Genel olarak Aralık-Mart ayları arasındaki süreçte bazı ekonomik zorlanmalar, aksamalar oluşabilir. Özellikle de Şubat ayı dikkat çekiyor. Ama 10 Şubat civarındaki birkaç günde olumlu ve toparlayıcı etkiler de devreye giriyor.

2010 yılında genel olarak ekonomide ve borsada olumlu ve olumsuz anlamda dikkat çekecek tarihler şunlar:

Olumlu: 10-14 Şubat, 12-20 Mart, 4-8 Nisan, 10-14 Temmuz, 1-6 Ağustos, 20-31 Ekim, 27-31 Aralık.

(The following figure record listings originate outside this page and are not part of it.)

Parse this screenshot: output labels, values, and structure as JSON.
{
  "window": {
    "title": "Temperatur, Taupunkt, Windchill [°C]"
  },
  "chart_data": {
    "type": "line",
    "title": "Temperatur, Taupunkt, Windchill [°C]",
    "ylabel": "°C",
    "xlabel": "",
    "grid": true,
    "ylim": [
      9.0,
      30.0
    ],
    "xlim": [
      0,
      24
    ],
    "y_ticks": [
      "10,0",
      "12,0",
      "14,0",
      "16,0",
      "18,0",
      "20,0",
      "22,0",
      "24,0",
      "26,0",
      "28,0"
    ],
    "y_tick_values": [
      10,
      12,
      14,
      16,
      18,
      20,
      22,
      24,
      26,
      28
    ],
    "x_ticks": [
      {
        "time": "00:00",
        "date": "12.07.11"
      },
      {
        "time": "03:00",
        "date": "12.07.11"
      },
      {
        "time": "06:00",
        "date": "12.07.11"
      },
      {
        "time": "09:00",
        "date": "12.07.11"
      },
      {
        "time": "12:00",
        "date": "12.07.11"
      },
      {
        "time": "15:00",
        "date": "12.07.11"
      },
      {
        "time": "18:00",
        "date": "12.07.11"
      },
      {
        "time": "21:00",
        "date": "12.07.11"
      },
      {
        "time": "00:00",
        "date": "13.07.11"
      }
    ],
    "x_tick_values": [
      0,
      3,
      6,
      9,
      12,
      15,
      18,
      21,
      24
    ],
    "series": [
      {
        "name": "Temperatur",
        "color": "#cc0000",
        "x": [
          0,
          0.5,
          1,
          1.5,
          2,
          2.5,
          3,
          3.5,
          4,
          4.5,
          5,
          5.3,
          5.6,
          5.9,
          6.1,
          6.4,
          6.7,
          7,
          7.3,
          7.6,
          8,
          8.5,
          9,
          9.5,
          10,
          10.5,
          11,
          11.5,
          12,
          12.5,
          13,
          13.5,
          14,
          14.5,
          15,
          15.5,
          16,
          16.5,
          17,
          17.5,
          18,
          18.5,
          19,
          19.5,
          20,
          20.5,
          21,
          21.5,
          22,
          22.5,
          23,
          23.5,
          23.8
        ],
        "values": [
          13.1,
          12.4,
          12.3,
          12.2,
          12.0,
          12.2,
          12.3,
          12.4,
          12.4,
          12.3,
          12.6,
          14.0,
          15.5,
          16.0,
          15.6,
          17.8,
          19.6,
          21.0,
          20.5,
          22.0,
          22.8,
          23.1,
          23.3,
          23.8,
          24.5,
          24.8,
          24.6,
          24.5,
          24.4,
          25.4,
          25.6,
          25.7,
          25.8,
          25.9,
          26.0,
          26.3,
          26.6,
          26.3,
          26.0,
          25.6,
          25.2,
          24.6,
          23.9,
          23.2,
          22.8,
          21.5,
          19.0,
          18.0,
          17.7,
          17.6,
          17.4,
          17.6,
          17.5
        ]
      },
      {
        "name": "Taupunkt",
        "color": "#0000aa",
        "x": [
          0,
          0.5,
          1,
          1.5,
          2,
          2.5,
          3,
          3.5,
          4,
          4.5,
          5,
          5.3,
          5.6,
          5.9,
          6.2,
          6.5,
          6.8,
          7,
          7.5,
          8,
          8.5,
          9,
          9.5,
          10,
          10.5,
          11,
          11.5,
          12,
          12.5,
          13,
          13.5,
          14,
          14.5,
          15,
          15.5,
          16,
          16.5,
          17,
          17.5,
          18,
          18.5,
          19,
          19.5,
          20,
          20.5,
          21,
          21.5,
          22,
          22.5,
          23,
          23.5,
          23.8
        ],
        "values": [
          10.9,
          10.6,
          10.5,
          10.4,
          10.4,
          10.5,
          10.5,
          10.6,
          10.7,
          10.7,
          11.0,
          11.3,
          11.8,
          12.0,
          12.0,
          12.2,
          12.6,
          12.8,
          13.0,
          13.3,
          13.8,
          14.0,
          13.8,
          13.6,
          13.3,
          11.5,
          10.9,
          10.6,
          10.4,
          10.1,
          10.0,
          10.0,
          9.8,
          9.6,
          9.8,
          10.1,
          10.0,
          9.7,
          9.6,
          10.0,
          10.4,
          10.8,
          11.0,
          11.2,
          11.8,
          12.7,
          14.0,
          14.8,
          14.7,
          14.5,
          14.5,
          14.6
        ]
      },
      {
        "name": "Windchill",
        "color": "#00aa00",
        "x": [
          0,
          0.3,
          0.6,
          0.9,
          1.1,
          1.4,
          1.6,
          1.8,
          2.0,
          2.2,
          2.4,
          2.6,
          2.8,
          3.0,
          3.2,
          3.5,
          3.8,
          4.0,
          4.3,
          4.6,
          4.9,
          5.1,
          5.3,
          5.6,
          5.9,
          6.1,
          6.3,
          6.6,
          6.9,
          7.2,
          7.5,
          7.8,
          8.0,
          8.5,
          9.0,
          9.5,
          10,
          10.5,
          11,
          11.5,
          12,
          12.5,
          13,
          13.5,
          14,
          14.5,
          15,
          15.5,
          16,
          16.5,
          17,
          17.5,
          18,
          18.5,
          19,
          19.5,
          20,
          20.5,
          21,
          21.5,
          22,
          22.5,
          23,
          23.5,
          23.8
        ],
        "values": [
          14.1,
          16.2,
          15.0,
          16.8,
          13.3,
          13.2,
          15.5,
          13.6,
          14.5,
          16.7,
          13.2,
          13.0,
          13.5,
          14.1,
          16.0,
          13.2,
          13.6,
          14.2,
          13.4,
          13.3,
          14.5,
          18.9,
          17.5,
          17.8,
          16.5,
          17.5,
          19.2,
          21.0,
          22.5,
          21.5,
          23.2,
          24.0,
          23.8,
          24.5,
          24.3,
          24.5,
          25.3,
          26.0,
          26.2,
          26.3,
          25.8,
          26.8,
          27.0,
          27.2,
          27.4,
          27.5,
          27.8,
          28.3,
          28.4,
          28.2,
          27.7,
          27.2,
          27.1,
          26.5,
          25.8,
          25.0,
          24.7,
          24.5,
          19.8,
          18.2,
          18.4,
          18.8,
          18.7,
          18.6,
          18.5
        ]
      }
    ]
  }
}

Olumsuz: 18-24 Ocak, 6-10 Şubat, 16-20 Şubat, 1-3 Nisan, 9-12 Nisan, 1-5 Mayıs, 12-16 Mayıs, 25-30 Mayıs, 20-31 Temmuz, 18-22 Eylül, Kasım ve Aralık aylarının büyük çoğunluğu. 

5.    2010’da Türkiye’de salgın hastalıklar artacak mı?

Bu yıl toplum sağlığı konuları Hükümetin gündeminde en ön planda olacak. Domuz gribi vakalarının artması riskini iyice görmemiz gerekiyor. Bu konuyu gereğinden az önemsemek, bize pahalıya mal olabilir. Pek tabii ki başka bir ihtimal olarak, domuz gribi benzeri başka salgın olasılığı bulunan sorunlarla karşılaşabiliriz. Kuş gribi vakalarını henüz unutmuş değiliz. Hükümetin bu yıl sağlık organizasyonunu çok iyi yapması ve bu konuda araştırmaların yoğunlaştırılması bir gereklilik. Astrolojik göstergeler, özellikle çocukların ve genç neslin sağlığı konusuna odaklanmak gerekiyor. Cinsel yolla bulaşan hastalıklar da bir başka risk oluşturuyor.

2009 Aralık ayından itibaren daha riskli bir faza giriliyor. 2010 Ocak ayının bir kısmında da bu risk devam ediyor. Baharda da Nisan ve Mayıs ayları dikkat çekiyor.